Dynamics and Variability of Topography-induced Shear Instabilities in Western Boundary Currents

Julie Chen1, Xiao Yu2, Ming-Huei Chang3, Y. J. Yang3 and Sen Jan3, (1)National Cheng Kung University, Department of Hydraulic and Ocean Engineering, Tainan, Taiwan, (2)University of Florida, Department of Civil and Coastal Engineering, Ft Walton Beach, FL, United States, (3)National Taiwan University, Institute of Oceanography, Taipei, Taiwan
Abstract:
Shear instability is considered to be one of the most important turbulence generation mechanisms in the ocean, in which flow instabilities develop in stratified shear flows and dominate the flow dynamics and mixing.

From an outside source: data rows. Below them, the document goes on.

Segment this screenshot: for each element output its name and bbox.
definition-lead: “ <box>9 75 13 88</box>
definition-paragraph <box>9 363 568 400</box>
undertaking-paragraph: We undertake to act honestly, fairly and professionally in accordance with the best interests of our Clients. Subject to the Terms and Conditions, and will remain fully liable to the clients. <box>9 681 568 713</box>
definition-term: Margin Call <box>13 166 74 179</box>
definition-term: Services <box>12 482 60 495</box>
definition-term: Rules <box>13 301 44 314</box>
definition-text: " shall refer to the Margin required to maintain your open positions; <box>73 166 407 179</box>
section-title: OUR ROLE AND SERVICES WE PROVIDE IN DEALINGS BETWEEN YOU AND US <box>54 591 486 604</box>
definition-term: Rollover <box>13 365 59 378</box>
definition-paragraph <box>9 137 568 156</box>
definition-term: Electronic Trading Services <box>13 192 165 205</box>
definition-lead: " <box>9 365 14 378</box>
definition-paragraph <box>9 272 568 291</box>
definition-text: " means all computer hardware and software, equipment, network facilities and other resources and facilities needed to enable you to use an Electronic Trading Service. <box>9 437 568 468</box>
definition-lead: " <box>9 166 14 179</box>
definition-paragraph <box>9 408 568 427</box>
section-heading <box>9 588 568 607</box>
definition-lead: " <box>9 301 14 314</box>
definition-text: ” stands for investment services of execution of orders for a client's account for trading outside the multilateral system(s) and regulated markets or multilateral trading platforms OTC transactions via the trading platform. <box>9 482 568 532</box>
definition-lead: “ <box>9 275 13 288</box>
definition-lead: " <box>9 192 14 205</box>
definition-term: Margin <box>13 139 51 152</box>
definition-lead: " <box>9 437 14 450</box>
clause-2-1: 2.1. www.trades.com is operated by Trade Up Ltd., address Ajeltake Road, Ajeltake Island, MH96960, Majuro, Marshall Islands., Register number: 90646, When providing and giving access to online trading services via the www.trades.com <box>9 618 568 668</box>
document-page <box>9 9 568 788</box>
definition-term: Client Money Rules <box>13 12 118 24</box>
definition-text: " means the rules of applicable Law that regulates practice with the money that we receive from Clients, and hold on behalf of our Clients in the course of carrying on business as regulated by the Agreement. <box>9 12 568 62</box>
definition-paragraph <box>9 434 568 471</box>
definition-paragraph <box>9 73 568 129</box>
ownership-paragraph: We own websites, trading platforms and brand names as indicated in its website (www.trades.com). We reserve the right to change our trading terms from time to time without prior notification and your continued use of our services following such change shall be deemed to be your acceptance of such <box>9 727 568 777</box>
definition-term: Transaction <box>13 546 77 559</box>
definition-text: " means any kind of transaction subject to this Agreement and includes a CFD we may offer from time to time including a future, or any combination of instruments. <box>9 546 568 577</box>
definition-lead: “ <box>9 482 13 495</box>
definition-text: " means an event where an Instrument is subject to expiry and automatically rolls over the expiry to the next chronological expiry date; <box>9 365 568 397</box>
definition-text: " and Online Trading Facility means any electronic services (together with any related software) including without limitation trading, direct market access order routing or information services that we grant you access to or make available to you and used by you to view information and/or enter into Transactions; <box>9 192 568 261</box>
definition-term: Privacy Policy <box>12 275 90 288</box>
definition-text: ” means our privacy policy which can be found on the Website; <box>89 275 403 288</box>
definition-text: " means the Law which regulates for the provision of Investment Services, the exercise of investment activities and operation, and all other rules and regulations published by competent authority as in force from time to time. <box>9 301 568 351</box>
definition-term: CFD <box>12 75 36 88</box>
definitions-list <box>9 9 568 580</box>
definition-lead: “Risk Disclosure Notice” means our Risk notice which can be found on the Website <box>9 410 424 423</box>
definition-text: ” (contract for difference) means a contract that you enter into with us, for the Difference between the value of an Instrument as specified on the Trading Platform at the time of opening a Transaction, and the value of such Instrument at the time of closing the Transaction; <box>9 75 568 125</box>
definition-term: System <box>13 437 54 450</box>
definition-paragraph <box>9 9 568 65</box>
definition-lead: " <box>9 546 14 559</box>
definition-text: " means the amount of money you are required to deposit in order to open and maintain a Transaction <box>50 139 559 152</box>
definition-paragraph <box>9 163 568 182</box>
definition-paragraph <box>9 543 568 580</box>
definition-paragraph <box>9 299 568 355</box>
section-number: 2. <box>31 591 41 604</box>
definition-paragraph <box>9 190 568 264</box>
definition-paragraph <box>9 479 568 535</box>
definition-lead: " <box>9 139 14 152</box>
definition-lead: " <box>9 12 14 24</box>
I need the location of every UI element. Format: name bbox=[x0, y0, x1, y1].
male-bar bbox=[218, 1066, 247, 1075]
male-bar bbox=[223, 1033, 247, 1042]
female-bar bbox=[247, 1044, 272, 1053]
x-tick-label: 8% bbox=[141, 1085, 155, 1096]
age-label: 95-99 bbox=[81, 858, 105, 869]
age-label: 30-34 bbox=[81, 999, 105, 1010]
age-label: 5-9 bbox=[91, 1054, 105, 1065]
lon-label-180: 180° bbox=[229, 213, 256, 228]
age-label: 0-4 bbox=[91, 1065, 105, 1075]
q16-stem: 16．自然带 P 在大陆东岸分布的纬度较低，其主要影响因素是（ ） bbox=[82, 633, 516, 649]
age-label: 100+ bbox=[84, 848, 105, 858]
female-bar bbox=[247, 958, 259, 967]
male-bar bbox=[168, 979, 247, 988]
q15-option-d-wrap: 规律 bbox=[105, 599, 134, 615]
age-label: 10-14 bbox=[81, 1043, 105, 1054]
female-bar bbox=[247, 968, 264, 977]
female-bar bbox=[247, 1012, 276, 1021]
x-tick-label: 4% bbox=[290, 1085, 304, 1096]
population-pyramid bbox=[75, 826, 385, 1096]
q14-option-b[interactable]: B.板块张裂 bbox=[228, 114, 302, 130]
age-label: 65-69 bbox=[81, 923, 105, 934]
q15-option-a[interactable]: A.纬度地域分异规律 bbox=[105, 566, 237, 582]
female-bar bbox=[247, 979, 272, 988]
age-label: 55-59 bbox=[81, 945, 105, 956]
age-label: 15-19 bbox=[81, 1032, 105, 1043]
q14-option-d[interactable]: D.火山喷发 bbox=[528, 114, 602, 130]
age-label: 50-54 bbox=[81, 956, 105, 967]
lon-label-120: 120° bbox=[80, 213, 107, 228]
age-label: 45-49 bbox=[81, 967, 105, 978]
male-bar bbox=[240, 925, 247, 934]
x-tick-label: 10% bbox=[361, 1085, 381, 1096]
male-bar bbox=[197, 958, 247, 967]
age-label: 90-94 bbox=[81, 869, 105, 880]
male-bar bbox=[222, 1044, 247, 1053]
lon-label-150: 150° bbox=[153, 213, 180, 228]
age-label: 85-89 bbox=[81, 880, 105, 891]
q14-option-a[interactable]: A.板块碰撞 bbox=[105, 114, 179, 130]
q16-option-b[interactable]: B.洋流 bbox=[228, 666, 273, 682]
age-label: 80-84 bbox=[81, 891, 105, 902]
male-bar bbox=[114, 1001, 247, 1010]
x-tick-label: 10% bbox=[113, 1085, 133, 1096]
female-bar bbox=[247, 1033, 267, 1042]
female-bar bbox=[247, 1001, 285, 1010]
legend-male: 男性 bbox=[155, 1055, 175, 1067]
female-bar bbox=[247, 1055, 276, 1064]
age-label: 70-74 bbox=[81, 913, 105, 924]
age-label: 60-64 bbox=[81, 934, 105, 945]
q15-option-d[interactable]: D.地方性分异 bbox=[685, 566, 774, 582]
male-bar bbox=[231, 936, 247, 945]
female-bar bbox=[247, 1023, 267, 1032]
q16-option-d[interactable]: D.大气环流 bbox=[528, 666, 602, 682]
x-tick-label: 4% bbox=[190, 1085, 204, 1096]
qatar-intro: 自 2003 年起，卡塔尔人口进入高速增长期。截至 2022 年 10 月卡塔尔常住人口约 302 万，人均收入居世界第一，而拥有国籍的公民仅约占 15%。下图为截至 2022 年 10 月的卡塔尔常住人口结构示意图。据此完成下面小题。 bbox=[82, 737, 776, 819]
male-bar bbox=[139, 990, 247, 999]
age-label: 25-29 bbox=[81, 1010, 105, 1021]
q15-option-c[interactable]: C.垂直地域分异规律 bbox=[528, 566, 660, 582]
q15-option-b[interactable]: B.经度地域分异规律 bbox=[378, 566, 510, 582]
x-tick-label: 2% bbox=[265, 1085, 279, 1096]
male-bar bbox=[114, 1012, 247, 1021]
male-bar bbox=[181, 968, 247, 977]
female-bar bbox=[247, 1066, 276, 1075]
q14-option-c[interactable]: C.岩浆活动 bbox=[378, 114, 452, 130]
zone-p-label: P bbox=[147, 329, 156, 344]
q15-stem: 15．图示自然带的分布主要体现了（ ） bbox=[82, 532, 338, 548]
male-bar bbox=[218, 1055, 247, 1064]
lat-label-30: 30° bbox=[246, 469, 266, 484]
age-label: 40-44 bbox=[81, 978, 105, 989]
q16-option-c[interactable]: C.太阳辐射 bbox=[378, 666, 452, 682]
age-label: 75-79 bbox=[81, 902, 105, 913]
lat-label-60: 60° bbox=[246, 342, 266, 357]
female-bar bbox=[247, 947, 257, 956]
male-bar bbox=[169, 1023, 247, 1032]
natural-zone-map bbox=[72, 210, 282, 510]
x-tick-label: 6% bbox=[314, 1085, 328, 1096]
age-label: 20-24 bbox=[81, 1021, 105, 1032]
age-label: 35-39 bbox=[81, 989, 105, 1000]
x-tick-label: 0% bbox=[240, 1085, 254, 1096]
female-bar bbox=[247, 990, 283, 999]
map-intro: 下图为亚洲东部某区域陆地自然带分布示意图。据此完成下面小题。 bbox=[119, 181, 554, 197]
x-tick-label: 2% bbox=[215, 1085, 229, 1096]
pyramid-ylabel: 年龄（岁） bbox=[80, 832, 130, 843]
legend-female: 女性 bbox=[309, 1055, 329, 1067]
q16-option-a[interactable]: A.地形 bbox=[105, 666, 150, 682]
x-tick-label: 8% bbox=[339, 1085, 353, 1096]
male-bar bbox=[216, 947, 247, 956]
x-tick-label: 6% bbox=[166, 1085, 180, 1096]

Observations near Green Island, southeast of Taiwan, show that Kelvin-Helmholtz billows are characterized by cold water rolled up with a vertical scale of around fifty meters due to the vertical circulating flows. The observed billows presumably owing to the interaction between the Kuroshio flow and a system of seamount varies between 50-100 m in vertical scale and within O(100 m) in horizontal scale. Computational Fluid Dynamics (CFD) model OpenFOAM with Large Eddy Simulation (LES) closure was applied to investigate the dominant mechanism controlling the scale of billows in stratified shear flow at high Reynolds Number. The Ozmidov length scale defined as the square root of the ratio between the dissipation and the third power of the buoyancy frequency describes the turbulent modulation by stratification, and separates the buoyancy subrange from the inertial subrange. The Ozmidov length scale estimated by the measurement data is around 10 m. With vertical grid resolution smaller than the Ozmidov length scale, the effect of turbulence on flow dynamics dominated by 3D shear instabilities can be explored. The simulation results show the growth of the shear instability behind the seamount and the downstream thickening of the shear layer. The patterns of simulated turbulent dissipation rate are in good agreement with the patterns of observed high echo intensity. The vertical scale of billows increases with current velocities but the horizontal scale of billows decreases with velocities. In addition, the horizontal scale of billows also decreases with the steepness of seamount geometry. Numerical experiments with different current velocities and slopes indicate the criterion of Richardson number and Froude number for the occurrence of instabilities.